Create a new SSH key pair and save it in a safe location on your local machine. For the security settings, initially limit the access to SSH only from your IP address. Launch the new instance and wait for it to fully boot. Once it has, SSH into the VM with your key and update its repositories and packages with sudo apt-get update && sudo apt full-upgrade -y.
DShield Setup
While your VM is updating in the background, navigate to the security group settings for the DShield instance. Since this is a honeypot, you will need to make a number of firewall changes to intentionally expose it to the Internet. This isn’t something you would normally do, but the goal here is to have the honeypot be scanned and/or attacked so it can gather information about those scans/attacks.
After the DShield honeypot installs, SSH access will be changed to listen for connections on port 12222, instead of 22. Ensure your firewall settings will allow you to access the VM on port 12222. ISC recommends allowing ALL access to the VM from your local IP address. For all other ports (0 – 12221 and 12223 – 65535), allow access from ALL sources, both IPv4 and IPv6, for TCP, UDP, and ICMP. Your configuration should look something like the screenshot below.
By now, your VM should be fully updated and upgraded. Clone the DShield GitHub repository onto the VM, then navigate to the dshield/bin directory. Run the installer script with sudo ./install.sh. The script runs a guided installer and will first make sure everything it needs is installed. While it does this, go to the ISC website and create an account if you don’t already have one. For the honeypot to communicate back to ISC, it will need an API key. After creating your account, check for the verification email, verify your account, and after a short time, your API key will be available in the My Account tab.
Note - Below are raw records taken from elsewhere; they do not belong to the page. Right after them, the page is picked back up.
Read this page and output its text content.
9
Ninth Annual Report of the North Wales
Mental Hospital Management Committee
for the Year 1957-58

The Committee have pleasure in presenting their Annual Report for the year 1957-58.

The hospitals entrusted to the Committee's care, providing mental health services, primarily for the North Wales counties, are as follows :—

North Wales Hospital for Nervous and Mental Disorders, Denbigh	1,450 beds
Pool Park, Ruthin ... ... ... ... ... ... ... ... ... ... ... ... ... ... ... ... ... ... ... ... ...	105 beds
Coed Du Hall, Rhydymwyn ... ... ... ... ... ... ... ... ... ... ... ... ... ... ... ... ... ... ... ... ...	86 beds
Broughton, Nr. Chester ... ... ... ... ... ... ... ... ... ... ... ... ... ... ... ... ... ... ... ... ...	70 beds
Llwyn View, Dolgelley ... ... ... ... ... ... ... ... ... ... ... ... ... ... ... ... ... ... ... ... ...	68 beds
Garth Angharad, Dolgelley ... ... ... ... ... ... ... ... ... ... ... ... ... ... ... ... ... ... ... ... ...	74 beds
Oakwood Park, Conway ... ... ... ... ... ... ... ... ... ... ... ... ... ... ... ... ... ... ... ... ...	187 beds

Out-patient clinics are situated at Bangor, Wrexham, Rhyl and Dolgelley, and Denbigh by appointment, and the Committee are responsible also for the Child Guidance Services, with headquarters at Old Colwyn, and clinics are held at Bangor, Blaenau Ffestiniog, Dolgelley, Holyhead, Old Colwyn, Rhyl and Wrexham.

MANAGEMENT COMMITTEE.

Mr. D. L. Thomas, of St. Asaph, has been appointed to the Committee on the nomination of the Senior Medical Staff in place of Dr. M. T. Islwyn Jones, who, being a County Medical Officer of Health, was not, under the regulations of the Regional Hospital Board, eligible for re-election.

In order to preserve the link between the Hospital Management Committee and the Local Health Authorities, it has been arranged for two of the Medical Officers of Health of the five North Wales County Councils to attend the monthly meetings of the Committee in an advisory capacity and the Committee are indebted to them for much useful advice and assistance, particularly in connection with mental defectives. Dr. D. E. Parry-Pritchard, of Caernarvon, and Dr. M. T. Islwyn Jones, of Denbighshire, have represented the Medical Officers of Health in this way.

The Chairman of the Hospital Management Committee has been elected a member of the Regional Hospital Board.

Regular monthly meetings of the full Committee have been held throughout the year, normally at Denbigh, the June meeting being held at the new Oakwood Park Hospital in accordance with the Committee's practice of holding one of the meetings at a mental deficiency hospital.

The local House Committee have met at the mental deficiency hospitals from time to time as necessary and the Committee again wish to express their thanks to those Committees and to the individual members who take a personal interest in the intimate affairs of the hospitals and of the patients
At some point, the installer script will ask for your ISC account email address and the API key. Input both and continue with the installation, keeping the default settings. After the install has completed, reboot your instance. While it is rebooting, navigate back to the security group settings and remove the firewall rule for port 22 from your local machine that you created when you first launched the instance.
After rebooting, SSH into your VM on port 12222. Navigate back to the dshield/bin directory and run the ./status.sh script. If everything installed correctly, the status script should show everything is OK.
ISC recommends conducting a port scan of your honeypot VM. AWS allows users to conduct penetration testing on their own EC2 instances. Be sure to double check the AWS policy before doing a scan. Avoid conducting repeated port scans on your instance so you don’t create any inaccurate data.
If you SSH into your honeypot and tail -f the logs located at /var/log/dshield.log, you should see log entries start rolling by. Note that the time is expressed in seconds elapsed since January 1, 1970, known as Unix time.
Your DShield honeypot is now all setup and ready to contribute to the important work that ISC does.